College of Wooster, you have broken your promise. I came to this school seeking mentorship, seeking a “community of independent minds, working together,” only to be robbed of mentorship at every turn. I’m a rising senior, double major and have taken courses outside my majors. With this multidisciplinary education provided, the most striking trend lies with the revolving door of assistant professors. Since my first year at Wooster, I’ve taken no more than two courses with the same professor. I’m a Teaching Assistant for an English course this semester, so I hoped to have a working relationship with my advisor for another year. The College did not renew her contract.

Attempting to find another advisor to work with, I contacted my English Junior I.S. advisor, only to discover that she would be taking a job elsewhere. For my second major, my current advisor will only be helping students in another discipline, and I need to start making new connections as a junior. Whoever decides which professors’ contracts are renewable does not consider the harm inflicted on the students who go here for mentorship opportunities. The College of Wooster promotes its “core values” of liberal arts traditions and diversity and inclusion with mascot changes and statistics on international students. When it comes down to it, they choose in-person classes over keeping Black faculty members.

Black and POC students are desperately missing POC mentors, especially women of color. Considering Wooster provides so much financial aid for lower-income students, finding mentors who understand the institutional and complex struggles with balancing private higher education is incredibly frustrating. All this within a school with students from the complete opposite tax bracket. And, considering Wooster markets and profits off of so many international students choosing this school, it is interesting that the school vehemently disagrees with online classes and does not do more to support minority faculty and students. Prioritizing a shuffle of professors and rotating mentors/advisors around does not seem sustainable to Wooster’s current goal of fostering relationships between faculty and students.

But, the problem needs to change, as no one can institutionally fix this quick turn-around of associates or visiting professors. First, professors are overwhelmed with the amount of work required for their salary. They also form new courses every semester and are presented with a lack of opportunities in Wooster. On top of that, Wooster promotes diversity and inclusion, but faculty and students are isolated from the town for fear of hate crimes and violence. What keeps the staff here if they love the students yet fight against everything else?

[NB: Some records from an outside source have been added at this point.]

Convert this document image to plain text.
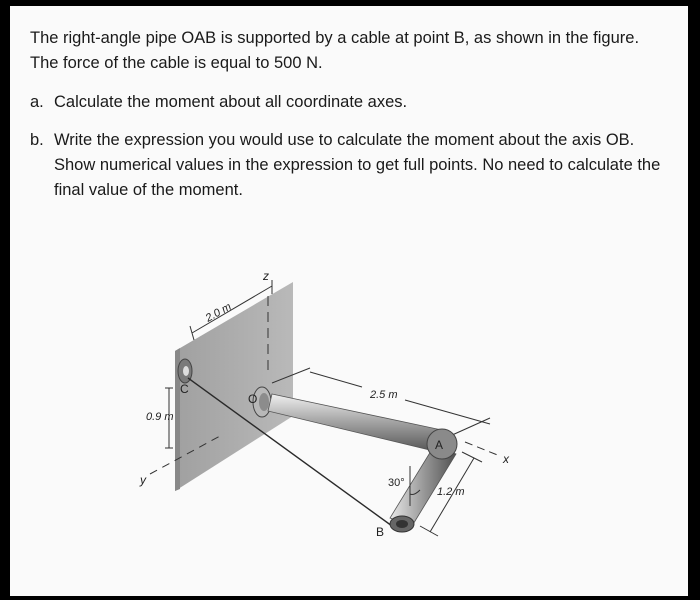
The right-angle pipe OAB is supported by a cable at point B, as shown in the figure. The force of the cable is equal to 500 N.

a. Calculate the moment about all coordinate axes.
b. Write the expression you would use to calculate the moment about the axis OB. Show numerical values in the expression to get full points. No need to calculate the final value of the moment.
z
2.0 m
0.9 m
y
C
O	2.5 m
x
A
B
30°
1.2 m
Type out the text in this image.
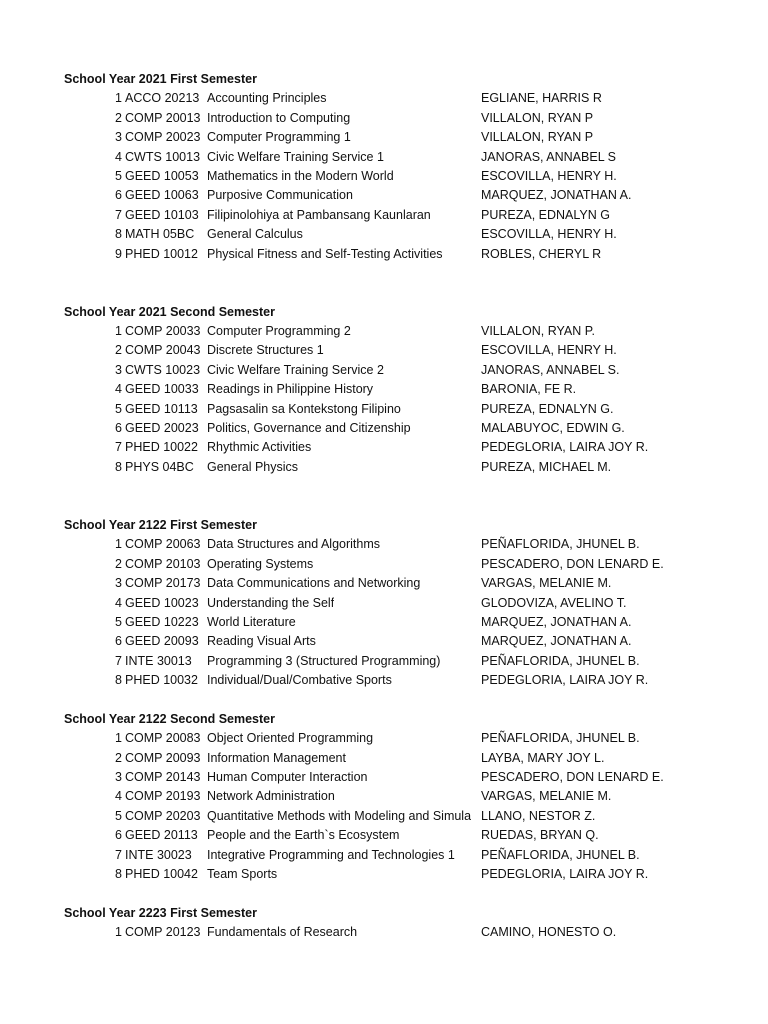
School Year 2021 First Semester
1 ACCO 20213 Accounting Principles	EGLIANE, HARRIS R
2 COMP 20013 Introduction to Computing	VILLALON, RYAN P
3 COMP 20023 Computer Programming 1	VILLALON, RYAN P
4 CWTS 10013 Civic Welfare Training Service 1	JANORAS, ANNABEL S
5 GEED 10053 Mathematics in the Modern World	ESCOVILLA, HENRY H.
6 GEED 10063 Purposive Communication	MARQUEZ, JONATHAN A.
7 GEED 10103 Filipinolohiya at Pambansang Kaunlaran	PUREZA, EDNALYN G
8 MATH 05BC General Calculus	ESCOVILLA, HENRY H.
9 PHED 10012 Physical Fitness and Self-Testing Activities	ROBLES, CHERYL R
School Year 2021 Second Semester
1 COMP 20033 Computer Programming 2	VILLALON, RYAN P.
2 COMP 20043 Discrete Structures 1	ESCOVILLA, HENRY H.
3 CWTS 10023 Civic Welfare Training Service 2	JANORAS, ANNABEL S.
4 GEED 10033 Readings in Philippine History	BARONIA, FE R.
5 GEED 10113 Pagsasalin sa Kontekstong Filipino	PUREZA, EDNALYN G.
6 GEED 20023 Politics, Governance and Citizenship	MALABUYOC, EDWIN G.
7 PHED 10022 Rhythmic Activities	PEDEGLORIA, LAIRA JOY R.
8 PHYS 04BC General Physics	PUREZA, MICHAEL M.
School Year 2122 First Semester
1 COMP 20063 Data Structures and Algorithms	PEÑAFLORIDA, JHUNEL B.
2 COMP 20103 Operating Systems	PESCADERO, DON LENARD E.
3 COMP 20173 Data Communications and Networking	VARGAS, MELANIE M.
4 GEED 10023 Understanding the Self	GLODOVIZA, AVELINO T.
5 GEED 10223 World Literature	MARQUEZ, JONATHAN A.
6 GEED 20093 Reading Visual Arts	MARQUEZ, JONATHAN A.
7 INTE 30013 Programming 3 (Structured Programming)	PEÑAFLORIDA, JHUNEL B.
8 PHED 10032 Individual/Dual/Combative Sports	PEDEGLORIA, LAIRA JOY R.
School Year 2122 Second Semester
1 COMP 20083 Object Oriented Programming	PEÑAFLORIDA, JHUNEL B.
2 COMP 20093 Information Management	LAYBA, MARY JOY L.
3 COMP 20143 Human Computer Interaction	PESCADERO, DON LENARD E.
4 COMP 20193 Network Administration	VARGAS, MELANIE M.
5 COMP 20203 Quantitative Methods with Modeling and Simula LLANO, NESTOR Z.
6 GEED 20113 People and the Earth`s Ecosystem	RUEDAS, BRYAN Q.
7 INTE 30023 Integrative Programming and Technologies 1 PEÑAFLORIDA, JHUNEL B.
8 PHED 10042 Team Sports	PEDEGLORIA, LAIRA JOY R.
School Year 2223 First Semester
1 COMP 20123 Fundamentals of Research	CAMINO, HONESTO O.
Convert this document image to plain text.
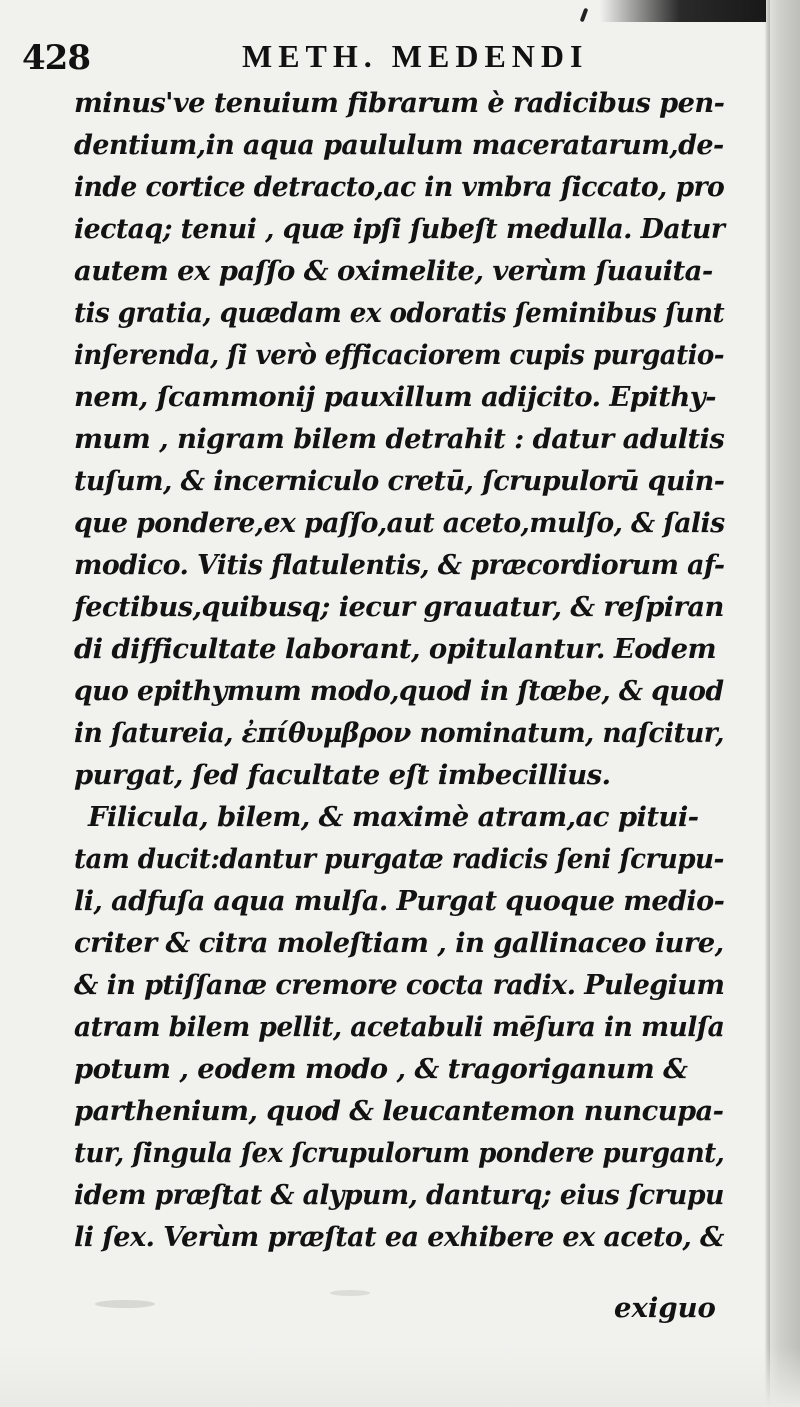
428	METH. MEDENDI
minus've tenuium fibrarum è radicibus pen-
dentium,in aqua paululum maceratarum,de-
inde cortice detracto,ac in vmbra ſiccato, pro
iectaq; tenui , quæ ipſi ſubeſt medulla. Datur
autem ex paſſo & oximelite, verùm ſuauita-
tis gratia, quædam ex odoratis ſeminibus ſunt
inſerenda, ſi verò efficaciorem cupis purgatio-
nem, ſcammonij pauxillum adijcito. Epithy-
mum , nigram bilem detrahit : datur adultis
tuſum, & incerniculo cretū, ſcrupulorū quin-
que pondere,ex paſſo,aut aceto,mulſo, & ſalis
modico. Vitis flatulentis, & præcordiorum af-
fectibus,quibusq; iecur grauatur, & reſpiran
di difficultate laborant, opitulantur. Eodem
quo epithymum modo,quod in ſtœbe, & quod
in ſatureia, ἐπίθυμβρον nominatum, naſcitur,
purgat, ſed facultate eſt imbecillius.
Filicula, bilem, & maximè atram,ac pitui-
tam ducit:dantur purgatæ radicis ſeni ſcrupu-
li, adfuſa aqua mulſa. Purgat quoque medio-
criter & citra moleſtiam , in gallinaceo iure,
& in ptiſſanæ cremore cocta radix. Pulegium
atram bilem pellit, acetabuli mēſura in mulſa
potum , eodem modo , & tragoriganum &
parthenium, quod & leucantemon nuncupa-
tur, ſingula ſex ſcrupulorum pondere purgant,
idem præſtat & alypum, danturq; eius ſcrupu
li ſex. Verùm præſtat ea exhibere ex aceto, &
exiguo
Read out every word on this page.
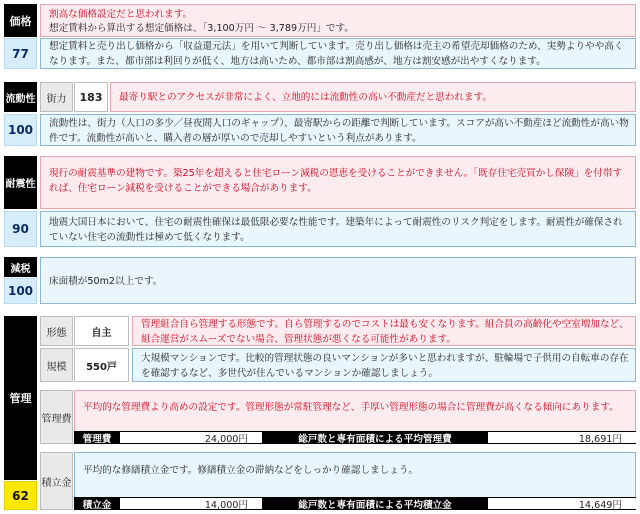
価格
77
割高な価格設定だと思われます。
想定賃料から算出する想定価格は、「3,100万円 ～ 3,789万円」です。
想定賃料と売り出し価格から「収益還元法」を用いて判断しています。売り出し価格は売主の希望売却価格のため、実勢よりやや高くなります。また、都市部は利回りが低く、地方は高いため、都市部は割高感が、地方は割安感が出やすくなります。
流動性 街力 183 最寄り駅とのアクセスが非常によく、立地的には流動性の高い不動産だと思われます。
100 流動性は、街力（人口の多少／昼夜間人口のギャップ）、最寄駅からの距離で判断しています。スコアが高い不動産ほど流動性が高い物件です。流動性が高いと、購入者の層が厚いので売却しやすいという利点があります。
耐震性
現行の耐震基準の建物です。築25年を超えると住宅ローン減税の恩恵を受けることができません。「既存住宅売買かし保険」を付帯すれば、住宅ローン減税を受けることができる場合があります。
90 地震大国日本において、住宅の耐震性確保は最低限必要な性能です。建築年によって耐震性のリスク判定をします。耐震性が確保されていない住宅の流動性は極めて低くなります。
減税
100
床面積が50m2以上です。
管理
62
形態	自主
管理組合自ら管理する形態です。自ら管理するのでコストは最も安くなります。組合員の高齢化や空室増加など、組合運営がスムーズでない場合、管理状態が悪くなる可能性があります。
規模 550戸
大規模マンションです。比較的管理状態の良いマンションが多いと思われますが、駐輪場で子供用の自転車の存在を確認するなど、多世代が住んでいるマンションか確認しましょう。
管理費
平均的な管理費より高めの設定です。管理形態が常駐管理など、手厚い管理形態の場合に管理費が高くなる傾向にあります。
管理費	24,000円	総戸数と専有面積による平均管理費	18,691円
積立金
平均的な修繕積立金です。修繕積立金の滞納などをしっかり確認しましょう。
積立金	14,000円	総戸数と専有面積による平均積立金	14,649円
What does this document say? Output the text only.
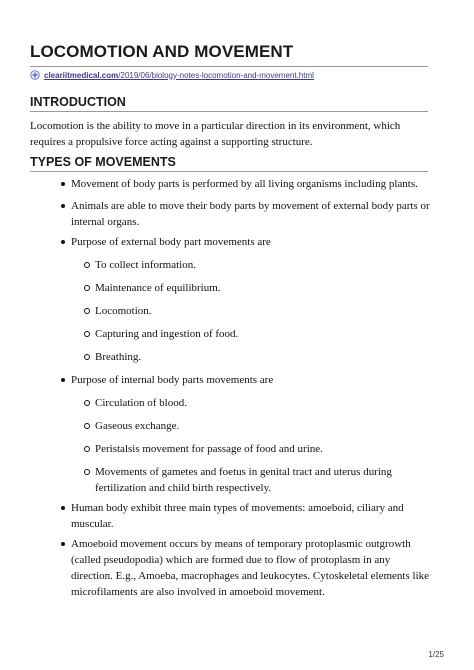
LOCOMOTION AND MOVEMENT
cleariitmedical.com/2019/06/biology-notes-locomotion-and-movement.html
INTRODUCTION

Locomotion is the ability to move in a particular direction in its environment, which requires a propulsive force acting against a supporting structure.

TYPES OF MOVEMENTS
Movement of body parts is performed by all living organisms including plants.
Animals are able to move their body parts by movement of external body parts or internal organs.
Purpose of external body part movements are
To collect information.
Maintenance of equilibrium.
Locomotion.
Capturing and ingestion of food.
Breathing.
Purpose of internal body parts movements are
Circulation of blood.
Gaseous exchange.
Peristalsis movement for passage of food and urine.
Movements of gametes and foetus in genital tract and uterus during fertilization and child birth respectively.
Human body exhibit three main types of movements: amoeboid, ciliary and muscular.
Amoeboid movement occurs by means of temporary protoplasmic outgrowth (called pseudopodia) which are formed due to flow of protoplasm in any direction. E.g., Amoeba, macrophages and leukocytes. Cytoskeletal elements like microfilaments are also involved in amoeboid movement.
1/25
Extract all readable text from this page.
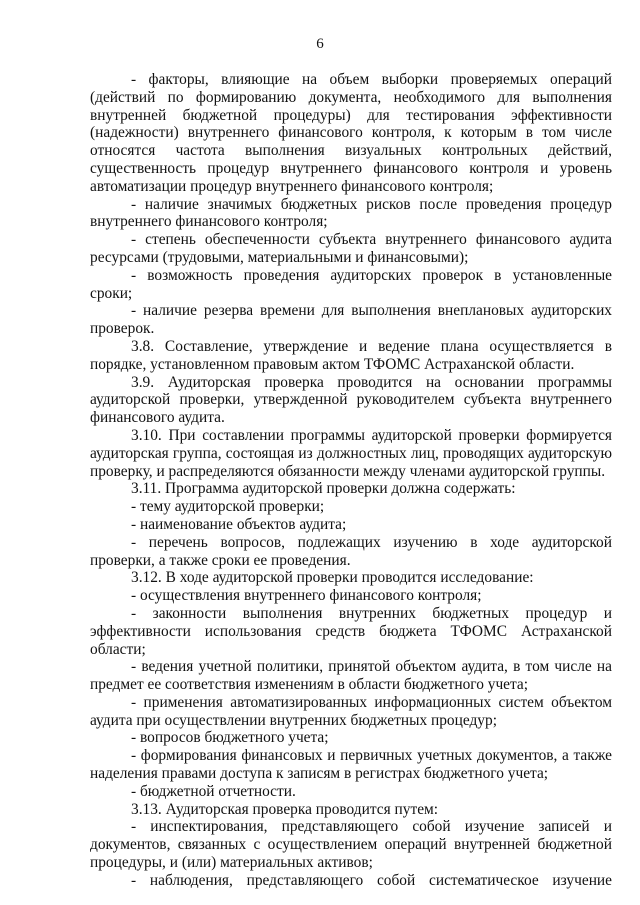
6

- факторы, влияющие на объем выборки проверяемых операций (действий по формированию документа, необходимого для выполнения внутренней бюджетной процедуры) для тестирования эффективности (надежности) внутреннего финансового контроля, к которым в том числе относятся частота выполнения визуальных контрольных действий, существенность процедур внутреннего финансового контроля и уровень автоматизации процедур внутреннего финансового контроля;

- наличие значимых бюджетных рисков после проведения процедур внутреннего финансового контроля;

- степень обеспеченности субъекта внутреннего финансового аудита ресурсами (трудовыми, материальными и финансовыми);

- возможность проведения аудиторских проверок в установленные сроки;

- наличие резерва времени для выполнения внеплановых аудиторских проверок.

3.8. Составление, утверждение и ведение плана осуществляется в порядке, установленном правовым актом ТФОМС Астраханской области.

3.9. Аудиторская проверка проводится на основании программы аудиторской проверки, утвержденной руководителем субъекта внутреннего финансового аудита.

3.10. При составлении программы аудиторской проверки формируется аудиторская группа, состоящая из должностных лиц, проводящих аудиторскую проверку, и распределяются обязанности между членами аудиторской группы.

3.11. Программа аудиторской проверки должна содержать:

- тему аудиторской проверки;

- наименование объектов аудита;

- перечень вопросов, подлежащих изучению в ходе аудиторской проверки, а также сроки ее проведения.

3.12. В ходе аудиторской проверки проводится исследование:

- осуществления внутреннего финансового контроля;

- законности выполнения внутренних бюджетных процедур и эффективности использования средств бюджета ТФОМС Астраханской области;

- ведения учетной политики, принятой объектом аудита, в том числе на предмет ее соответствия изменениям в области бюджетного учета;

- применения автоматизированных информационных систем объектом аудита при осуществлении внутренних бюджетных процедур;

- вопросов бюджетного учета;

- формирования финансовых и первичных учетных документов, а также наделения правами доступа к записям в регистрах бюджетного учета;

- бюджетной отчетности.

3.13. Аудиторская проверка проводится путем:

- инспектирования, представляющего собой изучение записей и документов, связанных с осуществлением операций внутренней бюджетной процедуры, и (или) материальных активов;

- наблюдения, представляющего собой систематическое изучение
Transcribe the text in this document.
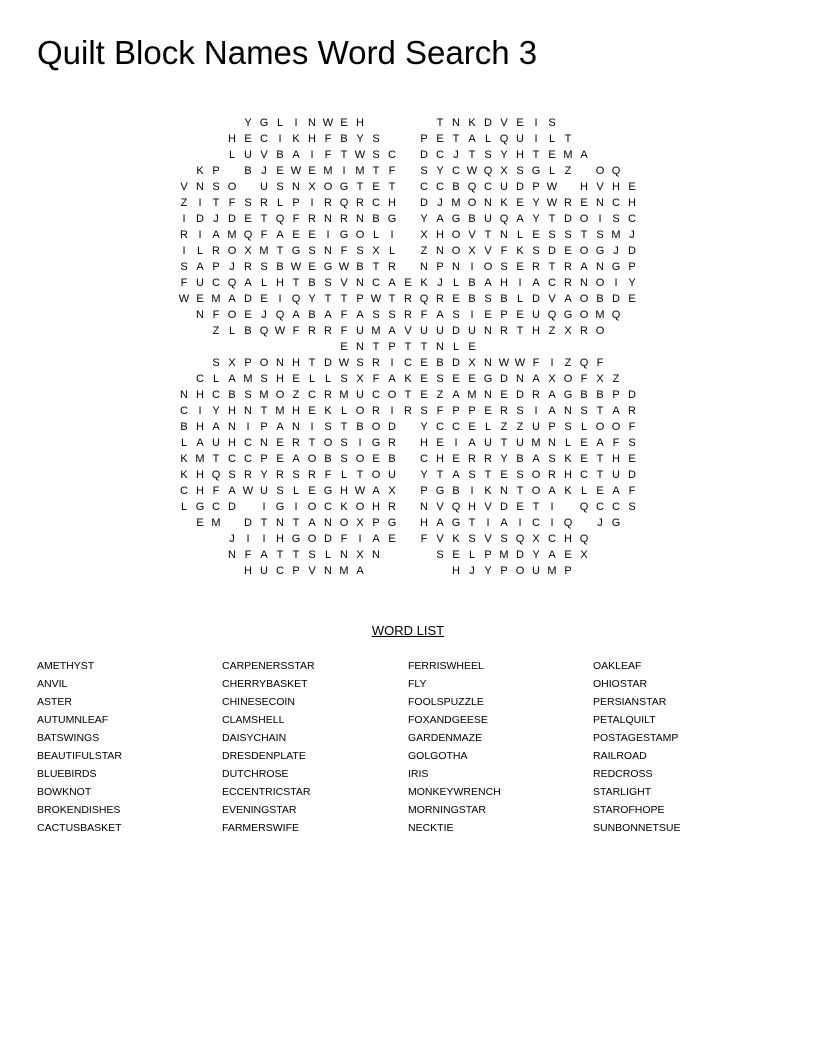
Quilt Block Names Word Search 3
Y G L	I N W E H	T N K D V E I S
H E C I K H F B Y S	P E T A L Q U I	L T
L U V B A I	F T W S C	D C J T S Y H T E M A
K P	B J E W E M I M T F	S Y C W Q X S G L Z	O Q
V N S O	U S N X O G T E T	C C B Q C U D P W	H V H E
Z	I	T F S R L P I R Q R C H	D J M O N K E Y W R E N C H
I D J D E T Q F R N R N B G	Y A G B U Q A Y T D O I S C
R I A M Q F A E E I G O L	I	X H O V T N L E S S T S M J
I	L R O X M T G S N F S X L	Z N O X V F K S D E O G J D
S A P J R S B W E G W B T R	N P N I O S E R T R A N G P
F U C Q A L H T B S V N C A E K J L B A H I A C R N O I Y
W E M A D E I Q Y T T P W T R Q R E B S B L D V A O B D E
N F O E J Q A B A F A S S R F A S I E P E U Q G O M Q
Z L B Q W F R R F U M A V U U D U N R T H Z X R O
E N T P T T N L E
S X P O N H T D W S R I C E B D X N W W F	I	Z Q F
C L A M S H E L L S X F A K E S E E G D N A X O F X Z
N H C B S M O Z C R M U C O T E Z A M N E D R A G B B P D
C I Y H N T M H E K L O R I R S F P P E R S I A N S T A R
B H A N I P A N I S T B O D	Y C C E L Z Z U P S L O O F
L A U H C N E R T O S I G R	H E I A U T U M N L E A F S
K M T C C P E A O B S O E B	C H E R R Y B A S K E T H E
K H Q S R Y R S R F L T O U	Y T A S T E S O R H C T U D
C H F A W U S L E G H W A X	P G B I K N T O A K L E A F
L G C D	I G I O C K O H R	N V Q H V D E T	I	Q C C S
E M	D T N T A N O X P G	H A G T	I A I C I Q	J G
J	I	I H G O D F	I A E	F V K S V S Q X C H Q
N F A T T S L N X N	S E L P M D Y A E X
H U C P V N M A	H J Y P O U M P
WORD LIST
AMETHYST
ANVIL
ASTER
AUTUMNLEAF
BATSWINGS
BEAUTIFULSTAR
BLUEBIRDS
BOWKNOT
BROKENDISHES
CACTUSBASKET
CARPENERSSTAR
CHERRYBASKET
CHINESECOIN
CLAMSHELL
DAISYCHAIN
DRESDENPLATE
DUTCHROSE
ECCENTRICSTAR
EVENINGSTAR
FARMERSWIFE
FERRISWHEEL
FLY
FOOLSPUZZLE
FOXANDGEESE
GARDENMAZE
GOLGOTHA
IRIS
MONKEYWRENCH
MORNINGSTAR
NECKTIE
OAKLEAF
OHIOSTAR
PERSIANSTAR
PETALQUILT
POSTAGESTAMP
RAILROAD
REDCROSS
STARLIGHT
STAROFHOPE
SUNBONNETSUE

A solution could include pairing each student with a member of the career center, paying faculty more and encouraging hiring tenured faculty to deliver on the promise of mentorship offered for students. I know the staff here supports me fully, yet how much can be done when everything is out of my own and my mentors’ hands? Who truly has the agency at this institution, if not teachers here, and not the people who pay for this education? The College of Wooster could increase faculty hiring and firing transparency. They could also listen to groups of minorities on how they want their education to look and include the students in the mentorship process. Therefore, it is up to students to regain their agency on who they want to work with and form a working relationship.